— Ну Иван Федорович у нас известный боягуз,— пренебрежительно отмахнулся Татев. — Его можно вовсе не поминать. А вот князь Иван Дмитриевич дело сказывает — оголяться негоже. Того и гляди с боков подомнут да от реки отрежут. Татаровья народ хитрой, с ими ухо востро держать надобно.
— А засадного полка нет? — поинтересовался я, вспомнив Куликовскую битву. — Ну как у князя Дмитрия Донского, когда он Мамая бил.
— Во, слыхал, что ученый муж сказывает? — пришел в неописуемый восторг Михаила Иванович. — И ведь не успел я ему ничего о задумке своей поведать, а он глядь — и все узрел сразу. Пес с ними, с задами. Нечего там князю Шуйскому со своим сторожевым полком отсиживаться. Вперед надобно. Токмо вперед, и никак иначе.
— Добрый лесок далече, да и болото пред ним. Не разгуляешься, — возразил Татев. — Где ж второго Волынца сыщешь, чтоб так вот все учинить наверняка.
— Ан есть у них Волынец, — усмехнулся Воротынский. — Пущай не Дмитрий Михалыч, а Михаила Иваныч, яко я, но есть. И тоже корешок свой от Дмитрия Михалыча Боброка тянет.
— Сам ведаешь, он на такое не годится, — не согласился Татев. — Волынский — да, но не Боброк, а Вороной. Хошь и его кровей, да замес пожиже.
— Иного поставили бы, — пожал плечами Воротынский и неожиданно мотнул головой в мою сторону. — Да вон хошь бы Константина Юрьича. А что? Мыслишь, коль фрязин, так не сумел бы? Ей-ей, сумел. Да я и сам бы туда пошел. Людишки меня знают, верят, а вера в таком деле ух — полпобеды заменит.
Я обомлел. Ноги разом подкосились, лавки поблизости не имелось — лишь стол, и я подался вперед, чтобы опереться хотя бы на него. Нет, я не трус, но такая ответственность, честно говоря, меня напугала. Однако мое стремление опереться сыграло дурную шутку.

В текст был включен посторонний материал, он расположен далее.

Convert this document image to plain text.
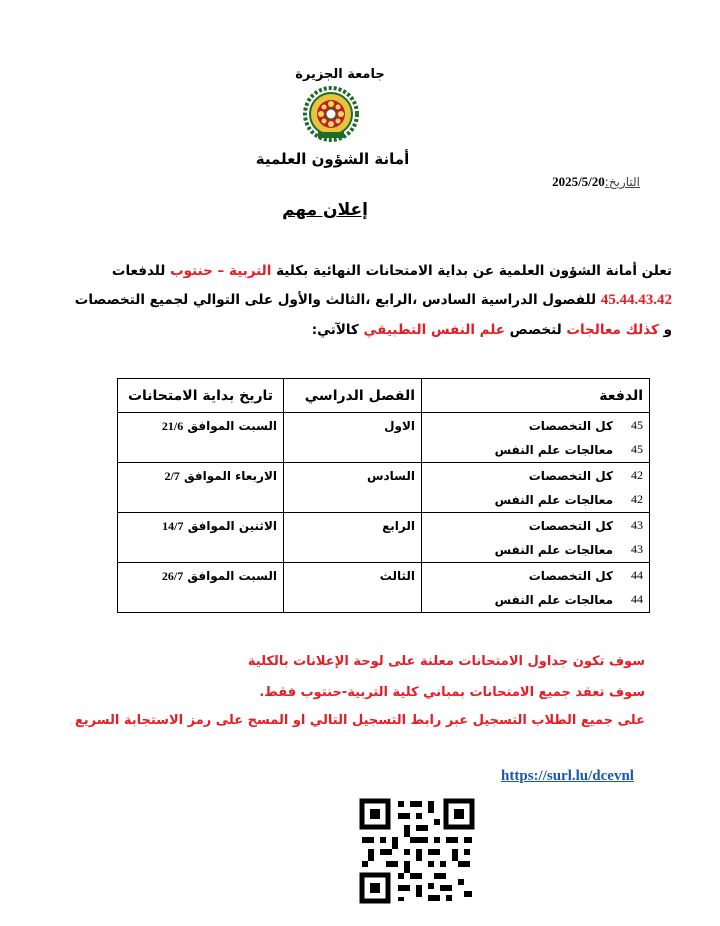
جامعة الجزيرة
أمانة الشؤون العلمية
التاريخ:2025/5/20
إعلان مهم
تعلن أمانة الشؤون العلمية عن بداية الامتحانات النهائية بكلية التربية – حنتوب للدفعات
45.44.43.42 للفصول الدراسية السادس ،الرابع ،الثالث والأول على التوالي لجميع التخصصات
و كذلك معالجات لتخصص علم النفس التطبيقي كالآتي:
الدفعة	الفصل الدراسي	تاريخ بداية الامتحانات

45
كل التخصصات
45
معالجات علم النفس	الاول	السبت الموافق 21/6

42
كل التخصصات
42
معالجات علم النفس	السادس	الاربعاء الموافق 2/7

43
كل التخصصات
43
معالجات علم النفس	الرابع	الاثنين الموافق 14/7

44
كل التخصصات
44
معالجات علم النفس	الثالث	السبت الموافق 26/7
سوف تكون جداول الامتحانات معلنة على لوحة الإعلانات بالكلية
سوف تعقد جميع الامتحانات بمباني كلية التربية-حنتوب فقط.
على جميع الطلاب التسجيل عبر رابط التسجيل التالي او المسح على رمز الاستجابة السريع
https://surl.lu/dcevnl
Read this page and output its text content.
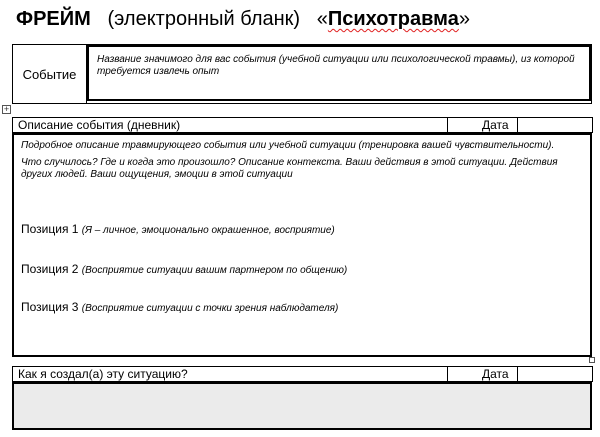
ФРЕЙМ (электронный бланк) «Психотравма»
Событие
Название значимого для вас события (учебной ситуации или психологической травмы), из которой требуется извлечь опыт
+
Описание события (дневник)	Дата

Подробное описание травмирующего события или учебной ситуации (тренировка вашей чувствительности).

Что случилось? Где и когда это произошло? Описание контекста. Ваши действия в этой ситуации. Действия других людей. Ваши ощущения, эмоции в этой ситуации

Позиция 1 (Я – личное, эмоционально окрашенное, восприятие)
Позиция 2 (Восприятие ситуации вашим партнером по общению)
Позиция 3 (Восприятие ситуации с точки зрения наблюдателя)
Как я создал(а) эту ситуацию?	Дата
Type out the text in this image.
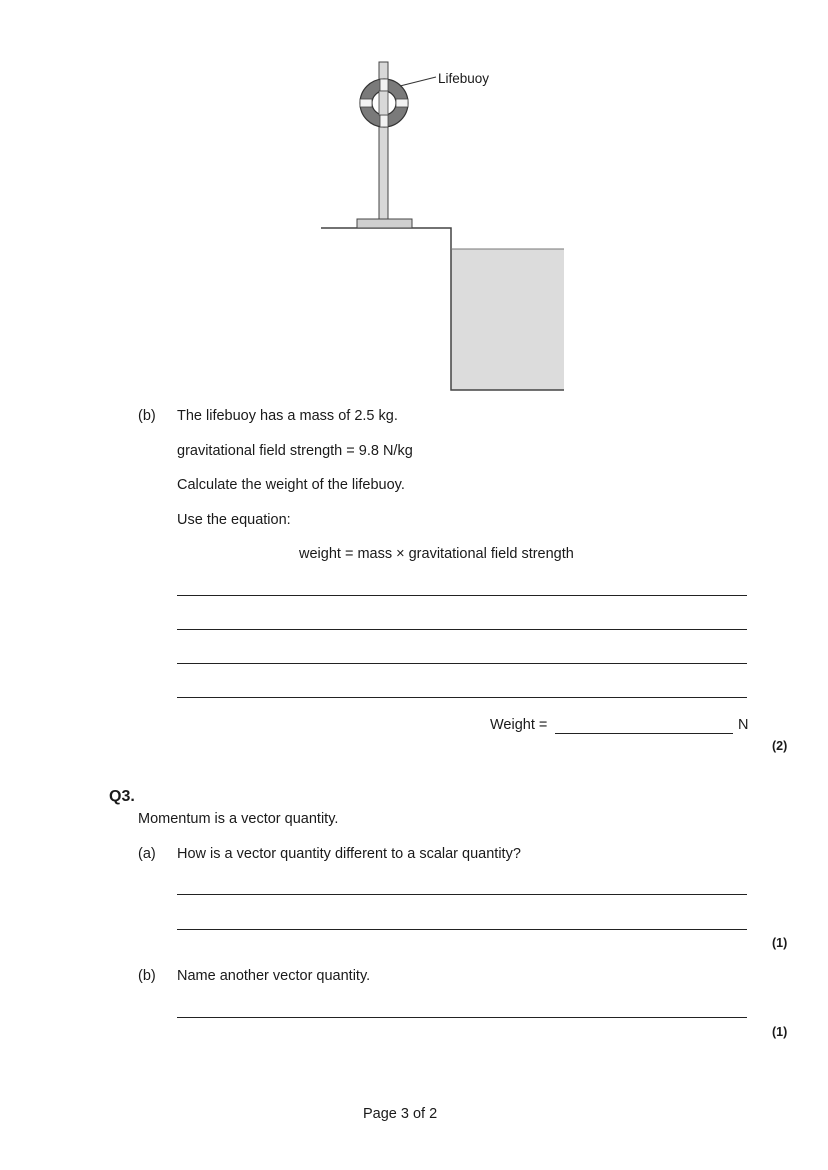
Lifebuoy
(b) The lifebuoy has a mass of 2.5 kg.
gravitational field strength = 9.8 N/kg
Calculate the weight of the lifebuoy.
Use the equation:
weight = mass × gravitational field strength
Weight =	N
(2)
Q3.
Momentum is a vector quantity.
(a) How is a vector quantity different to a scalar quantity?
(1)
(b) Name another vector quantity.
(1)
Page 3 of 2
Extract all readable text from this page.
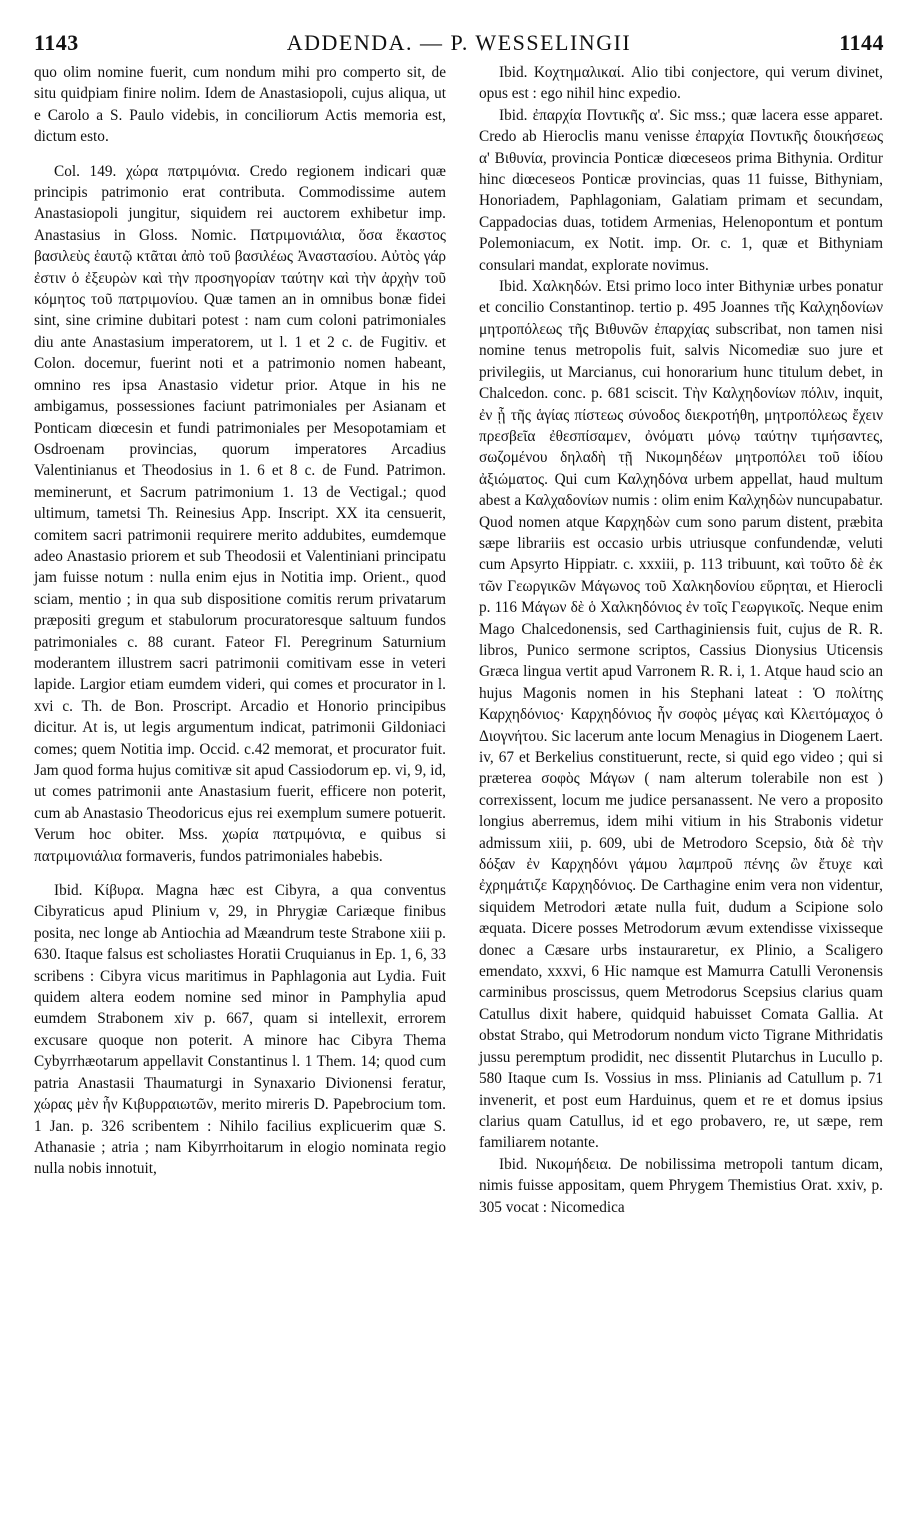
1143	ADDENDA. — P. WESSELINGII	1144

quo olim nomine fuerit, cum nondum mihi pro comperto sit, de situ quidpiam finire nolim. Idem de Anastasiopoli, cujus aliqua, ut e Carolo a S. Paulo videbis, in conciliorum Actis memoria est, dictum esto.

Col. 149. χώρα πατριμόνια. Credo regionem indicari quæ principis patrimonio erat contributa. Commodissime autem Anastasiopoli jungitur, siquidem rei auctorem exhibetur imp. Anastasius in Gloss. Nomic. Πατριμονιάλια, ὅσα ἕκαστος βασιλεὺς ἑαυτῷ κτᾶται ἀπὸ τοῦ βασιλέως Ἀναστασίου. Αὐτὸς γάρ ἐστιν ὁ ἐξευρὼν καὶ τὴν προσηγορίαν ταύτην καὶ τὴν ἀρχὴν τοῦ κόμητος τοῦ πατριμονίου. Quæ tamen an in omnibus bonæ fidei sint, sine crimine dubitari potest : nam cum coloni patrimoniales diu ante Anastasium imperatorem, ut l. 1 et 2 c. de Fugitiv. et Colon. docemur, fuerint noti et a patrimonio nomen habeant, omnino res ipsa Anastasio videtur prior. Atque in his ne ambigamus, possessiones faciunt patrimoniales per Asianam et Ponticam diœcesin et fundi patrimoniales per Mesopotamiam et Osdroenam provincias, quorum imperatores Arcadius Valentinianus et Theodosius in 1. 6 et 8 c. de Fund. Patrimon. meminerunt, et Sacrum patrimonium 1. 13 de Vectigal.; quod ultimum, tametsi Th. Reinesius App. Inscript. XX ita censuerit, comitem sacri patrimonii requirere merito addubites, eumdemque adeo Anastasio priorem et sub Theodosii et Valentiniani principatu jam fuisse notum : nulla enim ejus in Notitia imp. Orient., quod sciam, mentio ; in qua sub dispositione comitis rerum privatarum præpositi gregum et stabulorum procuratoresque saltuum fundos patrimoniales c. 88 curant. Fateor Fl. Peregrinum Saturnium moderantem illustrem sacri patrimonii comitivam esse in veteri lapide. Largior etiam eumdem videri, qui comes et procurator in l. xvi c. Th. de Bon. Proscript. Arcadio et Honorio principibus dicitur. At is, ut legis argumentum indicat, patrimonii Gildoniaci comes; quem Notitia imp. Occid. c.42 memorat, et procurator fuit. Jam quod forma hujus comitivæ sit apud Cassiodorum ep. vi, 9, id, ut comes patrimonii ante Anastasium fuerit, efficere non poterit, cum ab Anastasio Theodoricus ejus rei exemplum sumere potuerit. Verum hoc obiter. Mss. χωρία πατριμόνια, e quibus si πατριμονιάλια formaveris, fundos patrimoniales habebis.

Ibid. Κίβυρα. Magna hæc est Cibyra, a qua conventus Cibyraticus apud Plinium v, 29, in Phrygiæ Cariæque finibus posita, nec longe ab Antiochia ad Mæandrum teste Strabone xiii p. 630. Itaque falsus est scholiastes Horatii Cruquianus in Ep. 1, 6, 33 scribens : Cibyra vicus maritimus in Paphlagonia aut Lydia. Fuit quidem altera eodem nomine sed minor in Pamphylia apud eumdem Strabonem xiv p. 667, quam si intellexit, errorem excusare quoque non poterit. A minore hac Cibyra Thema Cybyrrhæotarum appellavit Constantinus l. 1 Them. 14; quod cum patria Anastasii Thaumaturgi in Synaxario Divionensi feratur, χώρας μὲν ἦν Κιβυρραιωτῶν, merito mireris D. Papebrocium tom. 1 Jan. p. 326 scribentem : Nihilo facilius explicuerim quæ S. Athanasie ; atria ; nam Kibyrrhoitarum in elogio nominata regio nulla nobis innotuit,

Ibid. Κοχτημαλικαί. Alio tibi conjectore, qui verum divinet, opus est : ego nihil hinc expedio.

Ibid. ἐπαρχία Ποντικῆς α'. Sic mss.; quæ lacera esse apparet. Credo ab Hieroclis manu venisse ἐπαρχία Ποντικῆς διοικήσεως α' Βιθυνία, provincia Ponticæ diœceseos prima Bithynia. Orditur hinc diœceseos Ponticæ provincias, quas 11 fuisse, Bithyniam, Honoriadem, Paphlagoniam, Galatiam primam et secundam, Cappadocias duas, totidem Armenias, Helenopontum et pontum Polemoniacum, ex Notit. imp. Or. c. 1, quæ et Bithyniam consulari mandat, explorate novimus.

Ibid. Χαλκηδών. Etsi primo loco inter Bithyniæ urbes ponatur et concilio Constantinop. tertio p. 495 Joannes τῆς Καλχηδονίων μητροπόλεως τῆς Βιθυνῶν ἐπαρχίας subscribat, non tamen nisi nomine tenus metropolis fuit, salvis Nicomediæ suo jure et privilegiis, ut Marcianus, cui honorarium hunc titulum debet, in Chalcedon. conc. p. 681 sciscit. Τὴν Καλχηδονίων πόλιν, inquit, ἐν ᾗ τῆς ἁγίας πίστεως σύνοδος διεκροτήθη, μητροπόλεως ἔχειν πρεσβεῖα ἐθεσπίσαμεν, ὀνόματι μόνῳ ταύτην τιμήσαντες, σωζομένου δηλαδὴ τῇ Νικομηδέων μητροπόλει τοῦ ἰδίου ἀξιώματος. Qui cum Καλχηδόνα urbem appellat, haud multum abest a Καλχαδονίων numis : olim enim Καλχηδὼν nuncupabatur. Quod nomen atque Καρχηδὼν cum sono parum distent, præbita sæpe librariis est occasio urbis utriusque confundendæ, veluti cum Apsyrto Hippiatr. c. xxxiii, p. 113 tribuunt, καὶ τοῦτο δὲ ἐκ τῶν Γεωργικῶν Μάγωνος τοῦ Χαλκηδονίου εὕρηται, et Hierocli p. 116 Μάγων δὲ ὁ Χαλκηδόνιος ἐν τοῖς Γεωργικοῖς. Neque enim Mago Chalcedonensis, sed Carthaginiensis fuit, cujus de R. R. libros, Punico sermone scriptos, Cassius Dionysius Uticensis Græca lingua vertit apud Varronem R. R. i, 1. Atque haud scio an hujus Magonis nomen in his Stephani lateat : Ὁ πολίτης Καρχηδόνιος· Καρχηδόνιος ἦν σοφὸς μέγας καὶ Κλειτόμαχος ὁ Διογνήτου. Sic lacerum ante locum Menagius in Diogenem Laert. iv, 67 et Berkelius constituerunt, recte, si quid ego video ; qui si præterea σοφὸς Μάγων ( nam alterum tolerabile non est ) correxissent, locum me judice persanassent. Ne vero a proposito longius aberremus, idem mihi vitium in his Strabonis videtur admissum xiii, p. 609, ubi de Metrodoro Scepsio, διὰ δὲ τὴν δόξαν ἐν Καρχηδόνι γάμου λαμπροῦ πένης ὢν ἔτυχε καὶ ἐχρημάτιζε Καρχηδόνιος. De Carthagine enim vera non videntur, siquidem Metrodori ætate nulla fuit, dudum a Scipione solo æquata. Dicere posses Metrodorum ævum extendisse vixisseque donec a Cæsare urbs instauraretur, ex Plinio, a Scaligero emendato, xxxvi, 6 Hic namque est Mamurra Catulli Veronensis carminibus proscissus, quem Metrodorus Scepsius clarius quam Catullus dixit habere, quidquid habuisset Comata Gallia. At obstat Strabo, qui Metrodorum nondum victo Tigrane Mithridatis jussu peremptum prodidit, nec dissentit Plutarchus in Lucullo p. 580 Itaque cum Is. Vossius in mss. Plinianis ad Catullum p. 71 invenerit, et post eum Harduinus, quem et re et domus ipsius clarius quam Catullus, id et ego probavero, re, ut sæpe, rem familiarem notante.

Ibid. Νικομήδεια. De nobilissima metropoli tantum dicam, nimis fuisse appositam, quem Phrygem Themistius Orat. xxiv, p. 305 vocat : Nicomedica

— Вона, вишь, яко глазоньки-то разгорелись, — кивнул на меня Воротынский. — Будто яхонты. И сам весь вперед устремился — возрадовался, а стало быть, готов, верит, что все как надо у него выйдет. И болота не напужался. Что, Константин Юрьич, управились бы мы с тобой?
Да уж куда там, не напужался. Мне только полки в бой водить. Это с одним курсом Голицинского пограничного.
«Хотя если с князем вместе… — мелькнуло в голове. — А почему бы и нет? Вот только…»
— Боюсь, пресветлый князь, что в отличие от Боброка я тебя за богатырские плечи удержать не смогу, когда ты, подобно Владимиру Андреевичу Серпуховскому в бой рваться станешь. — И вежливо улыбнулся.
— А ведь и верно, не удержит, — хмыкнул Татев, оценивающе поглядев на меня. — Он хошь и повыше росточком, да узковат в кости.
— Мясо и нарастить можно, — нетерпеливо отмахнулся Воротынский.
— Не за один же день, — возразил его зам. — Да и что ныне о пустом речь вести. Будем ратиться, яко сказано, вот и все.
— Будем, — тоскливо заметил Воротынский. — А жаль. Можно было бы Девлетку за жабры ухватить. Есть силенка еще у Руси, вытянули бы жирненького налима на песочек да брюшинку-то ему бы и вспороли. А таперича что ж, и впрямь отбиваться придется, а кто вперед не идет — помяни мое слово — уже в убытке. По старине тягаться и мне любо, токмо и хитрецы малость добавить неплохо бы.
— Малость, — вновь не утерпел Татев. — От малости, вестимо, убытку не станет. Но ты ж об ином толкуешь — тут, ежели што, все потерять можно.
— А иначе не бывает, — развел руками Воротынский. — Вон хошь фрязина спроси, — автоматом записал он меня в свои союзники. — Он во многих землях побывал, но то ж тебе поведает. Так ли я реку, Константин Юрьич?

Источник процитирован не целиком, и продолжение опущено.